Fast forward to now, at 48. I am very open to adopting or fostering, but my husband is less open to it. We are able to have him stay home, taking care of dogs and pursuing his independent dreams, and I work (this is a privileged situation, I realize, and one I would likely not have if I had not poured so much into my career.). I still feel like something is missing, and if I could, I would turn back the clock 10-12 years and worry less about career and money, and just have a kid. After all, when I look at the lives of people who are super-successful in careers, many of them have kids.
I’d say that during the weekdays, it is probably a good thing we don’t have kids. Life is busy! The weekends are mixed, usually good, with activities and seeing friends and work and dogs. Holidays can be quieter than I want, so I have found we have to sort of plan ahead to have the kind of time we each want. Vacations can be mixed –it is great to be with my husband, but I feel that something missing in the form of the next generation. I am an auntie, and I love those kids, but I have found as they have gotten older (teenagers now) they are less focused on family and more on friends at this stage.
So I have a career I have given a ton of effort and energy and sacrifice to. I now make plenty of $$ and can afford the nice house, the dogs, to support my husband, the nice clothes, and I have a lot of flexibility and feel a sense of achievement. I can likely retire in my 50s at this rate. Huge privilege. But I increasingly am resentful of it because I feel like the cost of this is me not having kids. I know I didn’t want kids when I was at the age that made sense to have them, but I wish I *had* wanted them then.
What’s also hard is I feel less relevant now.
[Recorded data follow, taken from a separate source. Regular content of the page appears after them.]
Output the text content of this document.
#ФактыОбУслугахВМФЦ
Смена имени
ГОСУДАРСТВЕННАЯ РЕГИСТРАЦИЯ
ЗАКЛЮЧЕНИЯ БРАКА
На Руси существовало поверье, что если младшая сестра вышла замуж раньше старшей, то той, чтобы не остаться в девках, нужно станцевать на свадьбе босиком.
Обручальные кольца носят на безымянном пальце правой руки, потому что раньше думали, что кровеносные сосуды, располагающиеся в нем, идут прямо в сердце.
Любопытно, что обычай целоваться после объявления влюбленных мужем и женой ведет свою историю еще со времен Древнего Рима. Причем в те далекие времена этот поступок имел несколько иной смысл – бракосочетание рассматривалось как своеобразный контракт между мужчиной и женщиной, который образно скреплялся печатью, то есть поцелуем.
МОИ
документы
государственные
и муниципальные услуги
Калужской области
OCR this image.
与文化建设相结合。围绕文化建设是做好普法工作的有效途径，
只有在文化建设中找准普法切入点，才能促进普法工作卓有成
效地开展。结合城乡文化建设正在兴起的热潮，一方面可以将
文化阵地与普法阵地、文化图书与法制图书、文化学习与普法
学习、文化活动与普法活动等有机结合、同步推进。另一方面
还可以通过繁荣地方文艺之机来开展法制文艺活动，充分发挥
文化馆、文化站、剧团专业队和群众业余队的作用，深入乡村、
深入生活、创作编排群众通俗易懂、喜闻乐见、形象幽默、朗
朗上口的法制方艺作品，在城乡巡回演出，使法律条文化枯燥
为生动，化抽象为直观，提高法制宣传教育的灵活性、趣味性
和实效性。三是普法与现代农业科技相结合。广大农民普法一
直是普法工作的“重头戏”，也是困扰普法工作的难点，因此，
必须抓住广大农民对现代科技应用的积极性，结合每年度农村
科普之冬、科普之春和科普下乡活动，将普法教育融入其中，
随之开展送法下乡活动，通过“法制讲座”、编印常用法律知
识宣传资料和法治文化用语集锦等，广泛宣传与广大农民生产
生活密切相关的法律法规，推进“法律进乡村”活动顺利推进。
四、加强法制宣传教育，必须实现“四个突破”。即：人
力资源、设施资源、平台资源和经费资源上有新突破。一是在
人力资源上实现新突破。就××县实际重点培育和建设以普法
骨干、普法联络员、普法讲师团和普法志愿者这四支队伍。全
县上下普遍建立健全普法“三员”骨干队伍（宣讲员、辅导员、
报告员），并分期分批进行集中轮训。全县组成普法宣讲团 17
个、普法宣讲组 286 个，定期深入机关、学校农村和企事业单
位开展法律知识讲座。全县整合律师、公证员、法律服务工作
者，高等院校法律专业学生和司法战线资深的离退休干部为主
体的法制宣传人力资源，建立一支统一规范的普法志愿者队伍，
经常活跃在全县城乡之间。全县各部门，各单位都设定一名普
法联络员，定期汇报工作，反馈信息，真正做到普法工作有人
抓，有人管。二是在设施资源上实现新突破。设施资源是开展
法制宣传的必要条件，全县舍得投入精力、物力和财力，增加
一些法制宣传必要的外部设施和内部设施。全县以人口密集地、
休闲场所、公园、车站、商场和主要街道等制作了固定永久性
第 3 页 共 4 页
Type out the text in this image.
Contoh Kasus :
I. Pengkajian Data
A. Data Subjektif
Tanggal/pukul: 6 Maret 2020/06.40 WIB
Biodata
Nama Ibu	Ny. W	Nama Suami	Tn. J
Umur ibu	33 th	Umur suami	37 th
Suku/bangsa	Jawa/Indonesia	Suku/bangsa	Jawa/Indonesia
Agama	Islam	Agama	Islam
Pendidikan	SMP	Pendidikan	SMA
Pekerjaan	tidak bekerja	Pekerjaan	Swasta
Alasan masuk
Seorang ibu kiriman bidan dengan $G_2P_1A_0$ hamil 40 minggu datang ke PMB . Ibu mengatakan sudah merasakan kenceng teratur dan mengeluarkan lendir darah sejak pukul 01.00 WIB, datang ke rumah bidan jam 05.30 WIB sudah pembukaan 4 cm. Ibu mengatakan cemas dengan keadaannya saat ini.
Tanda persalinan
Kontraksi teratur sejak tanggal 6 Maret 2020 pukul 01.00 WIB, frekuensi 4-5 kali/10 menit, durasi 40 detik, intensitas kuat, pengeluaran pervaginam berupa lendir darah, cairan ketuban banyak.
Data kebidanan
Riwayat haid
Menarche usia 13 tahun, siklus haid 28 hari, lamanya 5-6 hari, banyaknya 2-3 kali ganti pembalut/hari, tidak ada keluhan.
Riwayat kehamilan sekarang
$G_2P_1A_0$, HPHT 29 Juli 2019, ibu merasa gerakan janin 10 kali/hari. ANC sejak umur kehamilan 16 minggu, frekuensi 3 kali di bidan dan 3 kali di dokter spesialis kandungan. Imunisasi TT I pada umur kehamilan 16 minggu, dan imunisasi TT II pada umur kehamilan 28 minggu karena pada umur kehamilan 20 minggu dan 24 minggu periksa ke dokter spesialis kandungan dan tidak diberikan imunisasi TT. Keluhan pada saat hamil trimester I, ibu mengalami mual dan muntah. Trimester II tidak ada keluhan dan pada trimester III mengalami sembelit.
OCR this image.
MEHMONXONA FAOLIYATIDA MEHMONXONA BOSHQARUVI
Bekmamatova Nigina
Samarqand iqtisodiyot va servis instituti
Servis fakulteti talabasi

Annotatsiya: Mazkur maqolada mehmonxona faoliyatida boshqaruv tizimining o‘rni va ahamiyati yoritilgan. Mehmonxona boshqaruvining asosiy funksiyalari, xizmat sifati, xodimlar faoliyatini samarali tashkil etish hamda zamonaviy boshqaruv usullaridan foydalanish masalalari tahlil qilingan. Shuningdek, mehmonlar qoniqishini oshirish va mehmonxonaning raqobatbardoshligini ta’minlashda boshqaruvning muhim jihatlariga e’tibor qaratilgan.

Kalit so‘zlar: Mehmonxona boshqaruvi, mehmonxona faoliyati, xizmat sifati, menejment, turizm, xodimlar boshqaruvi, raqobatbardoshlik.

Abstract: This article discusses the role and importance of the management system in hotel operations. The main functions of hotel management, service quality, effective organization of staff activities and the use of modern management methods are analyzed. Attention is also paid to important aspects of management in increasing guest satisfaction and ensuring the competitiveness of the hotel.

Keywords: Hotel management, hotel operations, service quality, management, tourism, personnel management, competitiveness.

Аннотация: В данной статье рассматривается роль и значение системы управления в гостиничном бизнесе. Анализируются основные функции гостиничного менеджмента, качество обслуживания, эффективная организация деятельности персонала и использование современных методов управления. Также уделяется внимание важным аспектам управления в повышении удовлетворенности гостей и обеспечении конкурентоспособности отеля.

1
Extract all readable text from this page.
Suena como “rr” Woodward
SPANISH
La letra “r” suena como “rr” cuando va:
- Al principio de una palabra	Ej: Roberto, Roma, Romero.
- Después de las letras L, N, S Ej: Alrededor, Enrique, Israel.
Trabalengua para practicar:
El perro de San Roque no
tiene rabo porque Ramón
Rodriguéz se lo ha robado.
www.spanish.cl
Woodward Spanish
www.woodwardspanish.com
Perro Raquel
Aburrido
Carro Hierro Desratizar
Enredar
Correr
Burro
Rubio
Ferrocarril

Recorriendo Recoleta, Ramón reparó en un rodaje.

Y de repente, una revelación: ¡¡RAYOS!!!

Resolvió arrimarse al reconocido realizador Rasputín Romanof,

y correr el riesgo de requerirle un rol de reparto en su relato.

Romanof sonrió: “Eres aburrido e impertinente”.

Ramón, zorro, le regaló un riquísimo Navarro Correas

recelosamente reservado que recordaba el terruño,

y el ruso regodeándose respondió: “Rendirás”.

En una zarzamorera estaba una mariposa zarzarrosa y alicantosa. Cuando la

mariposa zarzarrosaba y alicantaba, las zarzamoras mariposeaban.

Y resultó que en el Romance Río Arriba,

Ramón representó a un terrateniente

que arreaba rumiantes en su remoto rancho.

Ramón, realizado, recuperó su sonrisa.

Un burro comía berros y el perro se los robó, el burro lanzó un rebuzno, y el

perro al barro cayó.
I have friends with and without kids, and I can say that when it’s a mixed group, there is less interest in the people who don’t have kids, and it sometimes feels like the people with kids have more vibrant lives.
Here’s what I would advise:
– Talk to people with and without kids, and people who regret it and don’t regret it.
– Realize that the Cheerios and yogurt everywhere phase is just a few years; it gets different over time.
– Read the book ‘Decisive’ by Chip and Dan Heath. It has a great framework for how to make a big decision.
– Realize that yes, with kids, maybe you won’t have as much time for you – but that is temporary. And with one kid, you can probably build some time in for yourself/your friends/exercise/travel/pets.
– Think of how you can ‘scooch’ towards a decision… getting your fertility tested, for instance. Toss the birth control for a month just to see how it feels. Freeze your eggs, for optionality, as others have said.
– Talk seriously about whether you could/would do the adoption or fostering route. If you ‘age out’ of having biological kids, there are still options for becoming a parent, and plenty of kids that are not infants that may be more ‘age appropriate’ matches at that point.
– Embrace pets! I absolutely love being a doggy mama. I wish I had gotten a dog sooner, since I may have realized sooner that I could be a fine mama to a human baby.
– Realize that your relationship with your career can change, making room for other things.
I hope this helps. I know it’s a minority view here. Very open to feedback.